I'm following an article where I've got a hash table with a fixed number of 2048 baskets.
The hash function takes a pointer and the hash table itself, treats the address as a bit-pattern, shifts it right three bits and reduces it modulo the size of the hash table (2048):
(It's written as a macro in this case):
#define hash(p, t) (((unsigned long)(p) >> 3) & \
(sizeof(t) / sizeof((t)[0]) - 1))
The article, however, doesn't elaborate on why it's right-shifting the address by three bits (and it seems a bit arbitrary at first). My first guess was that the reason is to sort of group pointers with a similar address by cutting off the last three bits but I don't see how this would be useful given that most addresses allocated for one application have similar addresses anyway; take this as an example:
#include <stdio.h>
int main()
{
int i1 = 0, i2 = 0, i3 = 0;
printf("%p\n", &i1);
printf("%p\n", &i2);
printf("%p\n", &i3);
printf("%lu\n", ((unsigned long)(&i1) >> 3) & 2047); // Provided that the size of the hash table is 2048.
printf("%lu\n", ((unsigned long)(&i2) >> 3) & 2047);
printf("%lu", ((unsigned long)(&i3) >> 3) & 2047);
return 0;
}
Also, I'm wondering why it's choosing 2048 as a fixed size and if this is in relation to the three-bit shift.
For reference, the article is an extract from "C Interfaces and Implementations, Techniques for creating reusable software" by David P. Hanson.
Memory allocations must be properly aligned.

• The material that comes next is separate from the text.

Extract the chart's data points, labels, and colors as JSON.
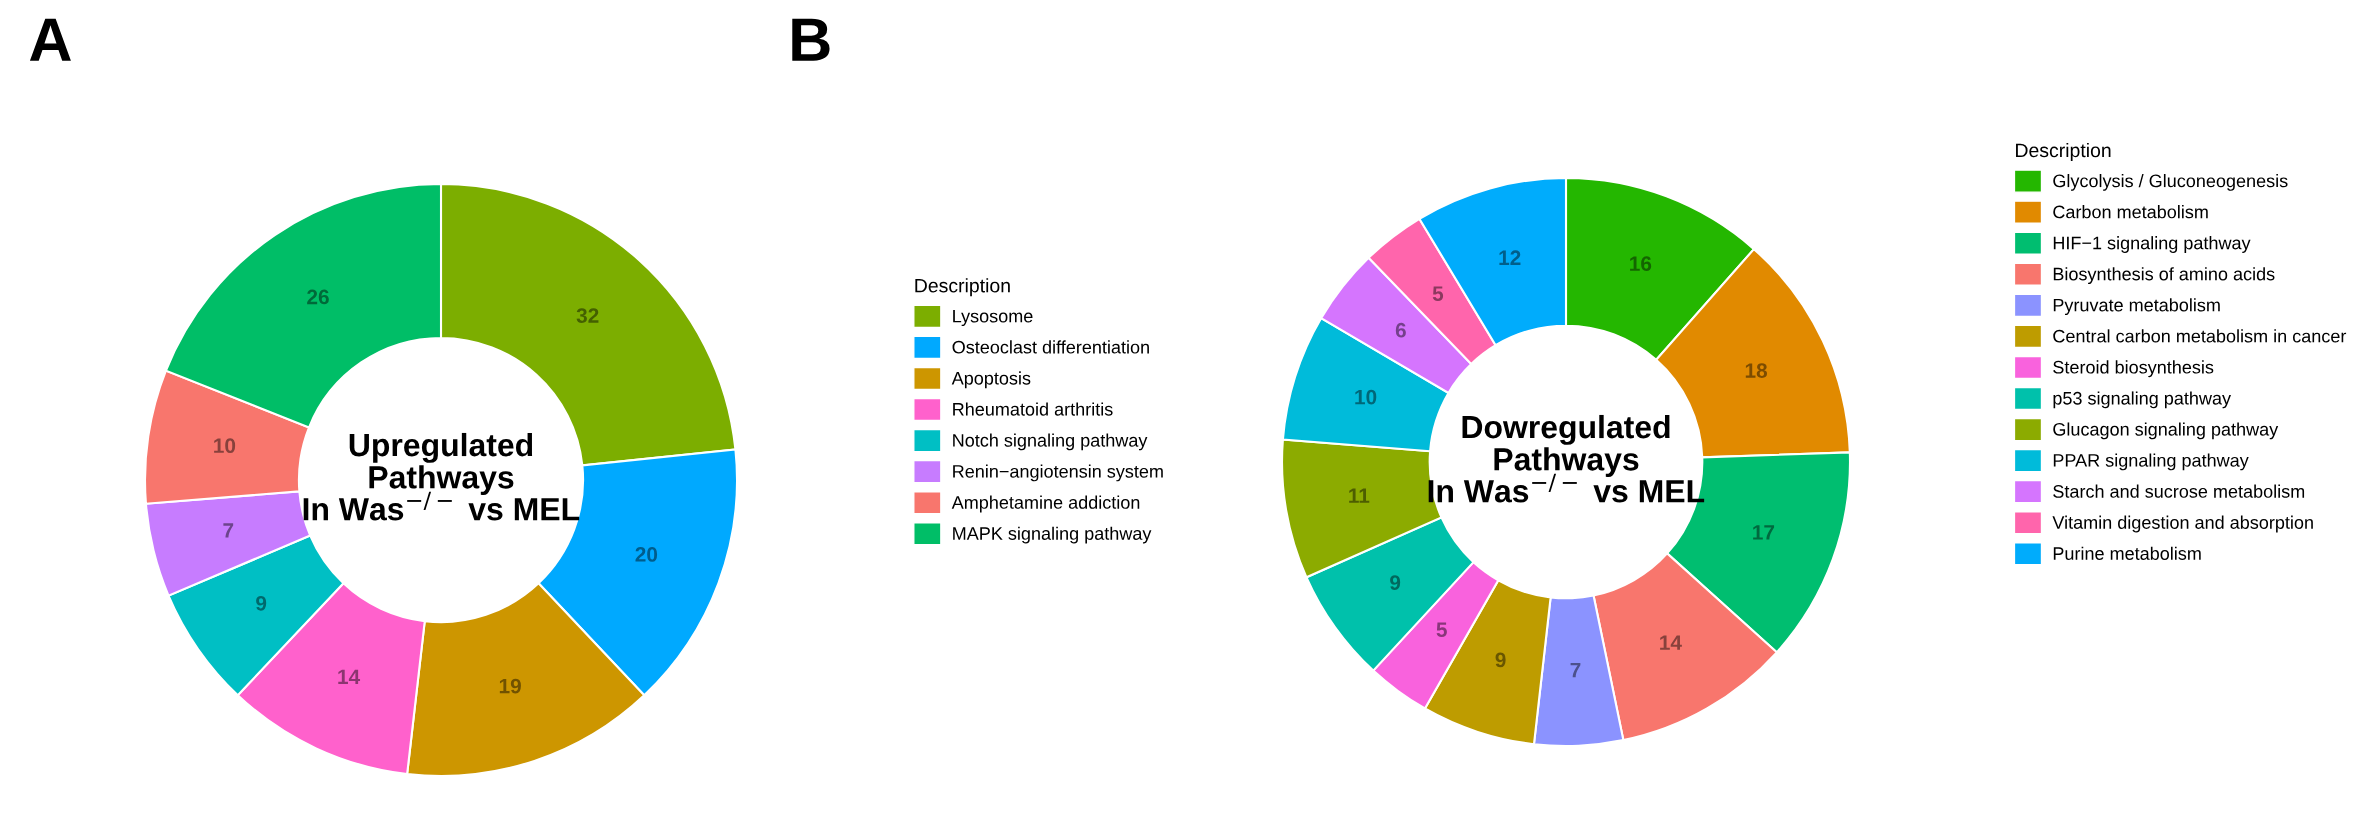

I.e. the hardware may specify that an int
should be aligned to a 4-byte boundary, or that a double
should be aligned to 8 bytes. This means that the last two address bits for an int
must be zero, three bits for the double
.
Now, C allows you to define complex structures which mix char
, int
, long
, float
, and double
fields (and more). And while the compiler can add padding to align the offsets to the fields to the appropriate boundaries, the entire structure must also be properly aligned to the largest alignment that one of its members uses.
malloc()
does not know what you are going to do with the memory, so it must return an allocation that's aligned for the worst case. This alignment is specific to the platform, but it's generally not less than 8-byte alignment. A more typical value today is 16-byte alignment.
So, the hash algorithm simply cuts off the three bits of the address which are virtually always zero, and thus less than worthless for a hash value. This easily reduces the number of hash collisions by a factor of 8. (The fact that it only cuts off 3-bits indicates that the function was written a while ago. Today it should be programmed to cut off four bits.)